Pharm. Adeshina Opanubi was, until 11th of May, 2013, a customer relations manager at Pfizer Specialties Limited. Opanubi, a 2002 pharmacy graduate of University of Lagos, joined Pfizer in 2005 as a sales representative in Ibadan, Oyo State.
In this interview with Pharmanews in Lagos, recently, he explained why he left Pfizer. He also spoke about his involvement in an industry initiative, Pharmalliance and how the project will help revolutionise the retail sector of the pharmacy profession.
Below is the full text of the interview:
When did you join Pfizer and what are your experiences working with a global leader in pharmaceuticals like Pfizer?
I joined Pfizer in 2005 as a Pharmaceutical Sales Representative in Ibadan. About three years later, I was promoted to the position of customer relations manager, a position I occupied till I left the organisation. Pfizer is indeed a great organisation, and I would recommend it as a place of employment any day. In my role as a rep, I had a great time, as I had the opportunity to introduce new products and reintroduce old products that weren’t doing too well. The successes of these endeavors gave me confidence to do even more daring things. Hence once promoted to the customer relations manager position, I created more innovative engagement platforms. It started with the customer care boot camp, which started like an experiment but eventually evolved into a continental speaker tour, which annually took me to over 15 cities across Africa. Based on the success of the boot camp, which was targeted at workers in retail pharmacies, we created other fora to deal exclusively with pharmacists. This led to the creation of a software tool called the REBECA, which helps retail pharmacists calculate their break-even point. Working with Pfizer was indeed a great experience, as the organisation gave me a great platform to implement some wild ideas I had, most of which paid off anyway.
What prompted your decision to resign from Pfizer?

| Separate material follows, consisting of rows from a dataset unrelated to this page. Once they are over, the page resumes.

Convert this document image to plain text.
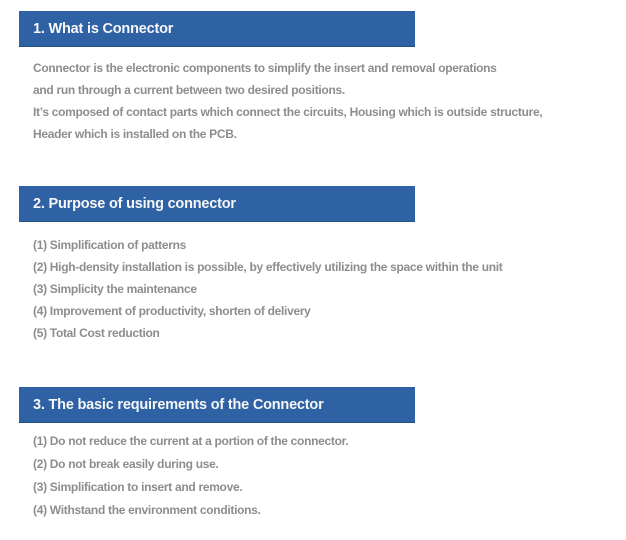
1. What is Connector
Connector is the electronic components to simplify the insert and removal operations
and run through a current between two desired positions.
It’s composed of contact parts which connect the circuits, Housing which is outside structure,
Header which is installed on the PCB.
2. Purpose of using connector
(1) Simplification of patterns
(2) High-density installation is possible, by effectively utilizing the space within the unit
(3) Simplicity the maintenance
(4) Improvement of productivity, shorten of delivery
(5) Total Cost reduction
3. The basic requirements of the Connector
(1) Do not reduce the current at a portion of the connector.
(2) Do not break easily during use.
(3) Simplification to insert and remove.
(4) Withstand the environment conditions.
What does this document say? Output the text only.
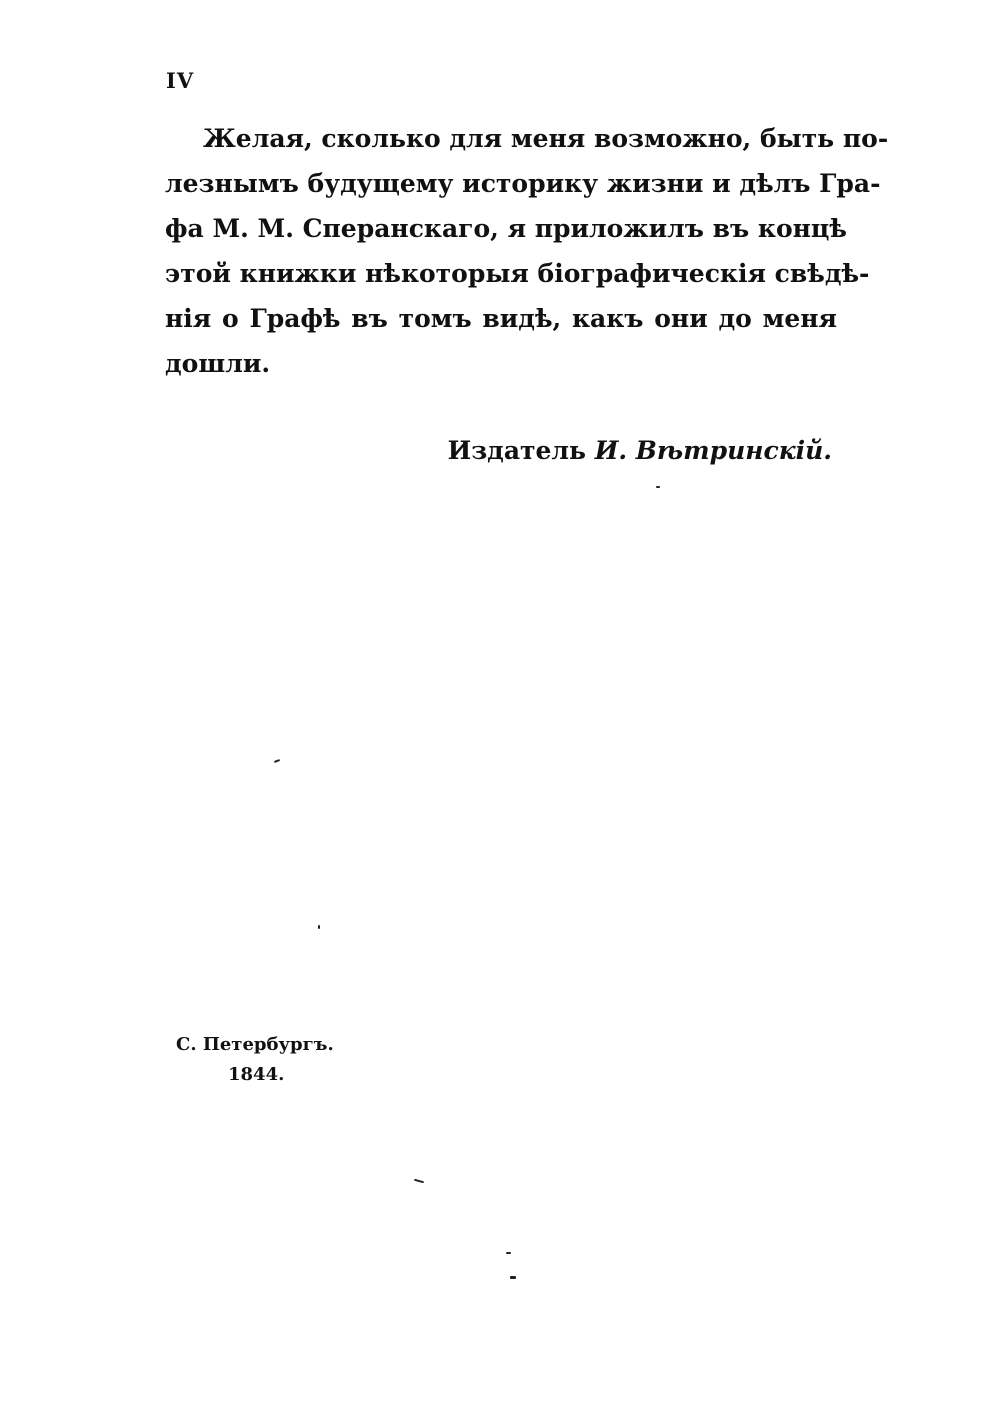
IV
Желая, сколько для меня возможно, быть по-
лезнымъ будущему историку жизни и дѣлъ Гра-
фа М. М. Сперанскаго, я приложилъ въ концѣ
этой книжки нѣкоторыя біографическія свѣдѣ-
нія о Графѣ въ томъ видѣ, какъ они до меня
дошли.
Издатель И. Вѣтринскій.
С. Петербургъ.
1844.
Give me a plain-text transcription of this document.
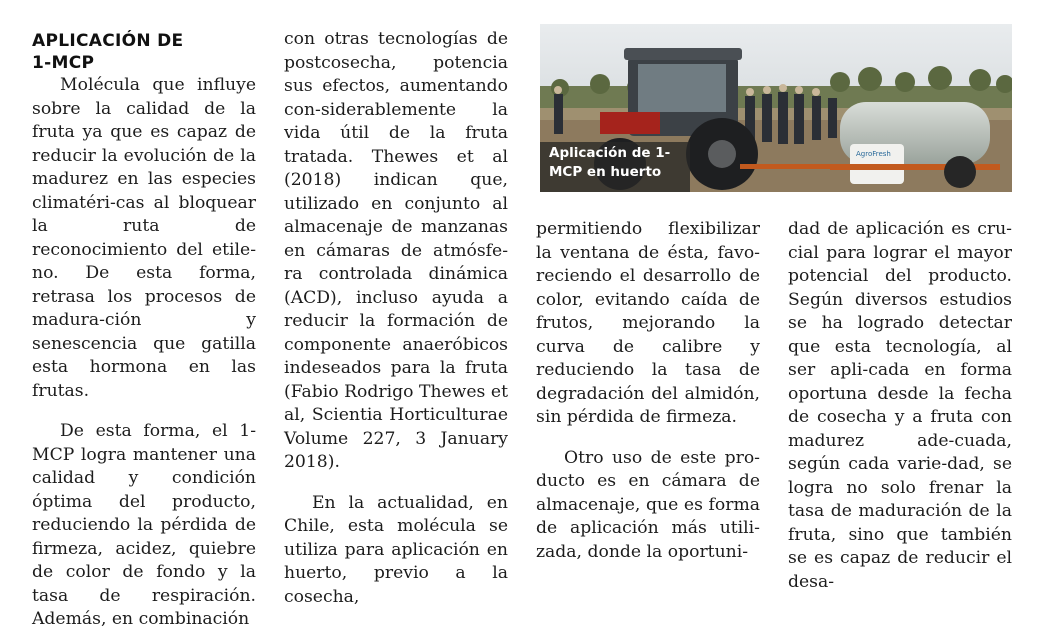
APLICACIÓN DE 1-MCP

Molécula que influye sobre la calidad de la fruta ya que es capaz de reducir la evolución de la madurez en las especies climatéri-cas al bloquear la ruta de reconocimiento del etile-no. De esta forma, retrasa los procesos de madura-ción y senescencia que gatilla esta hormona en las frutas.

De esta forma, el 1-MCP logra mantener una calidad y condición óptima del producto, reduciendo la pérdida de firmeza, acidez, quiebre de color de fondo y la tasa de respiración. Además, en combinación

con otras tecnologías de postcosecha, potencia sus efectos, aumentando con-siderablemente la vida útil de la fruta tratada. Thewes et al (2018) indican que, utilizado en conjunto al almacenaje de manzanas en cámaras de atmósfe-ra controlada dinámica (ACD), incluso ayuda a reducir la formación de componente anaeróbicos indeseados para la fruta (Fabio Rodrigo Thewes et al, Scientia Horticulturae Volume 227, 3 January 2018).

En la actualidad, en Chile, esta molécula se utiliza para aplicación en huerto, previo a la cosecha,

AgroFresh
Aplicación de 1-MCP en huerto

permitiendo flexibilizar la ventana de ésta, favo-reciendo el desarrollo de color, evitando caída de frutos, mejorando la curva de calibre y reduciendo la tasa de degradación del almidón, sin pérdida de firmeza.

Otro uso de este pro-ducto es en cámara de almacenaje, que es forma de aplicación más utili-zada, donde la oportuni-

dad de aplicación es cru-cial para lograr el mayor potencial del producto. Según diversos estudios se ha logrado detectar que esta tecnología, al ser apli-cada en forma oportuna desde la fecha de cosecha y a fruta con madurez ade-cuada, según cada varie-dad, se logra no solo frenar la tasa de maduración de la fruta, sino que también se es capaz de reducir el desa-
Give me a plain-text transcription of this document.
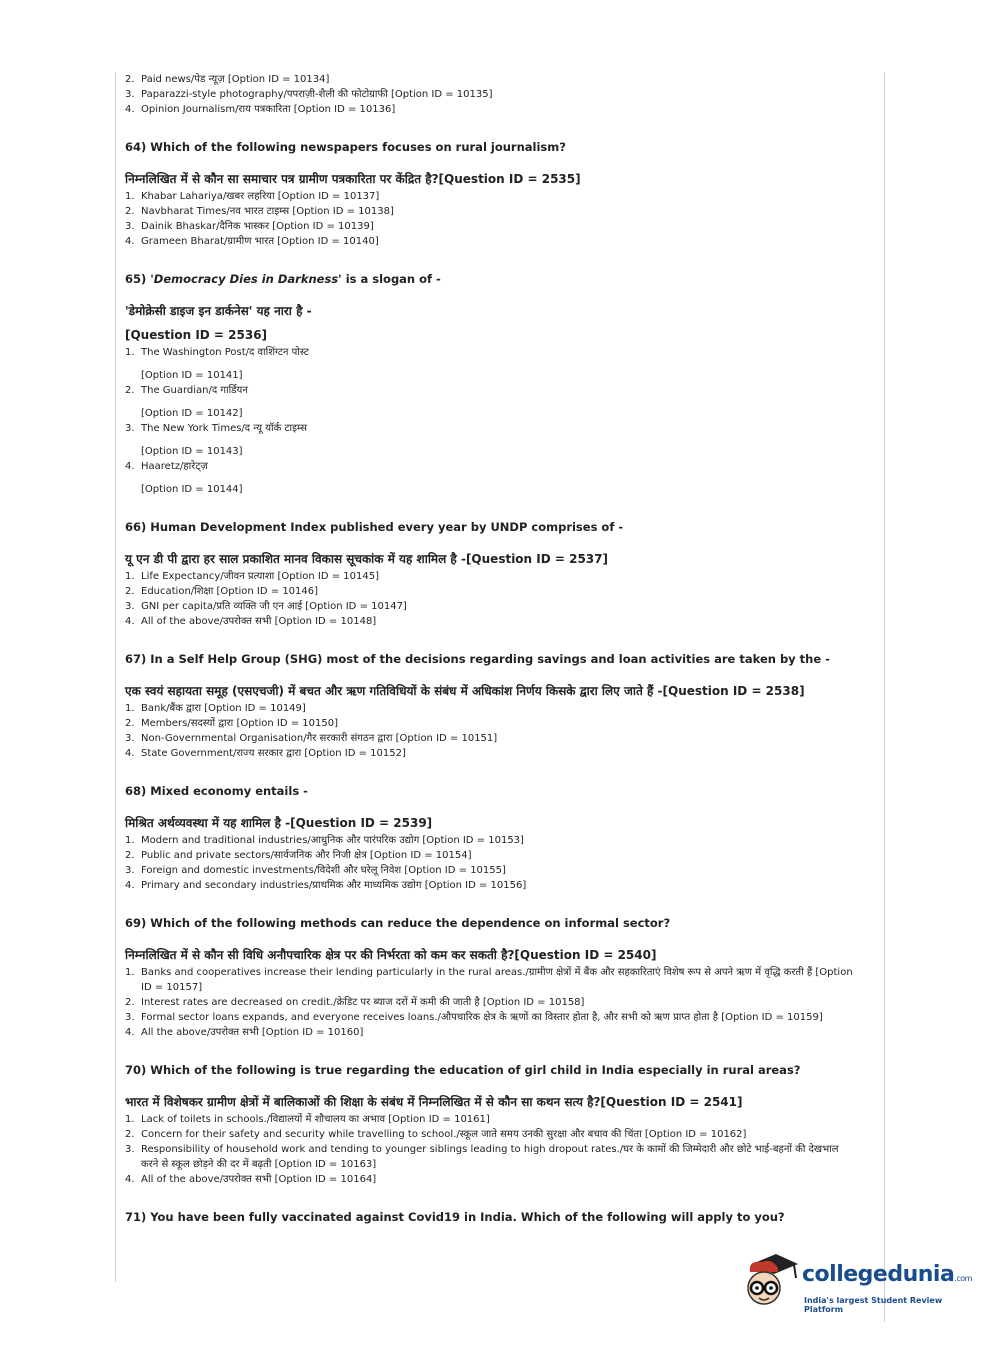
2. Paid news/पेड न्यूज़ [Option ID = 10134]
3. Paparazzi-style photography/पपराज़ी-शैली की फोटोग्राफी [Option ID = 10135]
4. Opinion Journalism/राय पत्रकारिता [Option ID = 10136]
64) Which of the following newspapers focuses on rural journalism?
निम्नलिखित में से कौन सा समाचार पत्र ग्रामीण पत्रकारिता पर केंद्रित है?[Question ID = 2535]
1. Khabar Lahariya/खबर लहरिया [Option ID = 10137]
2. Navbharat Times/नव भारत टाइम्स [Option ID = 10138]
3. Dainik Bhaskar/दैनिक भास्कर [Option ID = 10139]
4. Grameen Bharat/ग्रामीण भारत [Option ID = 10140]
65) 'Democracy Dies in Darkness' is a slogan of -
'डेमोक्रेसी डाइज इन डार्कनेस' यह नारा है -
[Question ID = 2536]
1. The Washington Post/द वाशिंग्टन पोस्ट
[Option ID = 10141]
2. The Guardian/द गार्डियन
[Option ID = 10142]
3. The New York Times/द न्यू यॉर्क टाइम्स
[Option ID = 10143]
4. Haaretz/हारेट्ज़
[Option ID = 10144]
66) Human Development Index published every year by UNDP comprises of -
यू एन डी पी द्वारा हर साल प्रकाशित मानव विकास सूचकांक में यह शामिल है -[Question ID = 2537]
1. Life Expectancy/जीवन प्रत्याशा [Option ID = 10145]
2. Education/शिक्षा [Option ID = 10146]
3. GNI per capita/प्रति व्यक्ति जी एन आई [Option ID = 10147]
4. All of the above/उपरोक्त सभी [Option ID = 10148]
67) In a Self Help Group (SHG) most of the decisions regarding savings and loan activities are taken by the -
एक स्वयं सहायता समूह (एसएचजी) में बचत और ऋण गतिविधियों के संबंध में अधिकांश निर्णय किसके द्वारा लिए जाते हैं -[Question ID = 2538]
1. Bank/बैंक द्वारा [Option ID = 10149]
2. Members/सदस्यों द्वारा [Option ID = 10150]
3. Non-Governmental Organisation/गैर सरकारी संगठन द्वारा [Option ID = 10151]
4. State Government/राज्य सरकार द्वारा [Option ID = 10152]
68) Mixed economy entails -
मिश्रित अर्थव्यवस्था में यह शामिल है -[Question ID = 2539]
1. Modern and traditional industries/आधुनिक और पारंपरिक उद्योग [Option ID = 10153]
2. Public and private sectors/सार्वजनिक और निजी क्षेत्र [Option ID = 10154]
3. Foreign and domestic investments/विदेशी और घरेलू निवेश [Option ID = 10155]
4. Primary and secondary industries/प्राथमिक और माध्यमिक उद्योग [Option ID = 10156]
69) Which of the following methods can reduce the dependence on informal sector?
निम्नलिखित में से कौन सी विधि अनौपचारिक क्षेत्र पर की निर्भरता को कम कर सकती है?[Question ID = 2540]
1. Banks and cooperatives increase their lending particularly in the rural areas./ग्रामीण क्षेत्रों में बैंक और सहकारिताएं विशेष रूप से अपने ऋण में वृद्धि करती हैं [Option ID = 10157]
2. Interest rates are decreased on credit./क्रेडिट पर ब्याज दरों में कमी की जाती है [Option ID = 10158]
3. Formal sector loans expands, and everyone receives loans./औपचारिक क्षेत्र के ऋणों का विस्तार होता है, और सभी को ऋण प्राप्त होता है [Option ID = 10159]
4. All the above/उपरोक्त सभी [Option ID = 10160]
70) Which of the following is true regarding the education of girl child in India especially in rural areas?
भारत में विशेषकर ग्रामीण क्षेत्रों में बालिकाओं की शिक्षा के संबंध में निम्नलिखित में से कौन सा कथन सत्य है?[Question ID = 2541]
1. Lack of toilets in schools./विद्यालयों में शौचालय का अभाव [Option ID = 10161]
2. Concern for their safety and security while travelling to school./स्कूल जाते समय उनकी सुरक्षा और बचाव की चिंता [Option ID = 10162]
3. Responsibility of household work and tending to younger siblings leading to high dropout rates./घर के कामों की जिम्मेदारी और छोटे भाई-बहनों की देखभाल करने से स्कूल छोड़ने की दर में बढ़ती [Option ID = 10163]
4. All of the above/उपरोक्त सभी [Option ID = 10164]
71) You have been fully vaccinated against Covid19 in India. Which of the following will apply to you?
collegedunia.com
India's largest Student Review Platform
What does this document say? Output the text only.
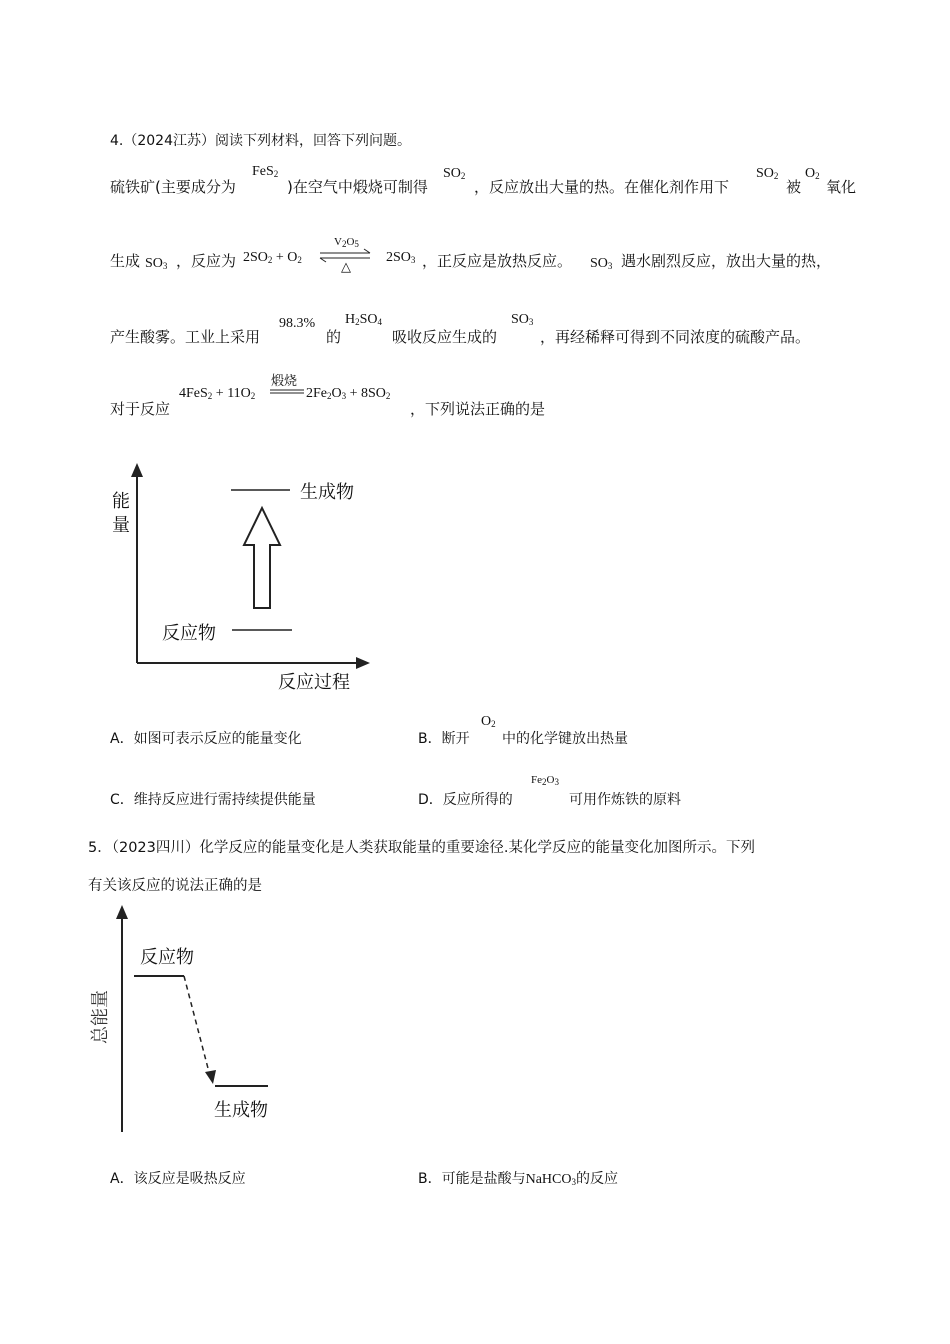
4.（2024江苏）阅读下列材料，回答下列问题。
硫铁矿(主要成分为
FeS$_2$
)在空气中煅烧可制得
$SO_2$
，反应放出大量的热。在催化剂作用下
$SO_2$
被
$O_2$
氧化
生成 $SO_3$ ，反应为 $2SO_2 + O_2$
$V_2O_5$
△
$2SO_3$ ，正反应是放热反应。 $SO_3$ 遇水剧烈反应，放出大量的热，
产生酸雾。工业上采用
98.3%
的
$H_2SO_4$
吸收反应生成的
$SO_3$
，再经稀释可得到不同浓度的硫酸产品。
对于反应
$4FeS_2 + 11O_2$
煅烧
$2Fe_2O_3 + 8SO_2$
，下列说法正确的是
能
量
生成物
反应物
反应过程
A．如图可表示反应的能量变化	B．断开
$O_2$
中的化学键放出热量
C．维持反应进行需持续提供能量	D．反应所得的
$Fe_2O_3$
可用作炼铁的原料
5．（2023四川）化学反应的能量变化是人类获取能量的重要途径.某化学反应的能量变化加图所示。下列
有关该反应的说法正确的是
反应物
生成物
总能量
A．该反应是吸热反应	B．可能是盐酸与NaHCO$_3$的反应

It was one of the most difficult decisions I have taken, so far, and till date most people don’t understand or agree with it. First and foremost, it was a divine call; hence I didn’t have to think too hard about it. With this mandate clearly given, I looked back at my work in Pfizer and concluded it was high time I tried my hands out on some of the very wild dreams I had. I believed I had concluded my assignment at Pfizer and couldn’t execute the massive plans I had for the pharmaceutical industry whilestill in Pfizer, as this would clearly give rise to a conflict of interest. You would know that, before now, I have been involved with a number of industry initiatives, such as “The Panel”, an annual retail pharmacy business summit, which has run for 5 years now; the Excellence in Hospital Pharmacy Conference held in 2012; our innovative website, www.rxevolution.com.ng and so much more. The prospect of a bright future, backed by the divine call, I guess helped me make up my mind to leave Pfizer.
With the new challenges you have set for yourself, where do you hope to bein the next five years?
In five years, I hope to have left a permanent stamp on the pharmaceutical landscape in Nigeria. By July, we will launch a massive project that would revolutionise the retail sector of our profession. It is called PHARMALLIANCE. Visit www.pharmalliance.rxevolution.com.ng. It is set to liberate retail pharmacists and help them achieve their true potential. I see a huge gap in the areas of capacity building, market research and so many other areas, and I look forward to being a part of the solution. I would be doing a lot of consulting for individuals, corporate organisations, groups and associations, and even regulatory agencies in the immediate future.
You must have a whole lot of cash to achieve these dreams.
I wish I could agree with you. I seem to have broken all the rules of transiting from paid employment into entrepreneurship. I don’t have any money stashed away and I don’t have any confirmed contracts that would keep me going. I resigned from Pfizer because I believe God has told me it is time to set out. I believe He will send provision to back up the vision and I believe I have great ideas, which would solve problems and bring money. One thing, however, that I am very rich in is in contacts and goodwill. I thank God for people who believe in me and are always on hand to support any initiative I roll out. I can’t but mention people like Prince Julius AdelusiAdeluyi, Pharm. Jimi Agbaje,Pharm. Ike Onyechi, Pharm.Bukky George, Pharm.AbiolaAdekunle, Pharm.RemiAdeseun, Pharm.& Pharm.(Mrs) Chris Ehimen, among many others.
What will you say is the greatest challenge facing pharmacy practice in Nigeria today and how can it be surmounted?
I describe the terrain of pharmacy as one littered with pieces of diamonds and broken dreams. There are so many challenges facing pharmacy and pharmacists. I would say the greatest is lack of cohesiveness among colleagues. This has made us very vulnerable to all sorts of attack from the opposition. We have opposition from the most educated professionals to the worst of stark illiterates, who can barely write their names. I believe if we put our acts together and fight our common enemies, in no time, pharmacists would be the subject of national envy.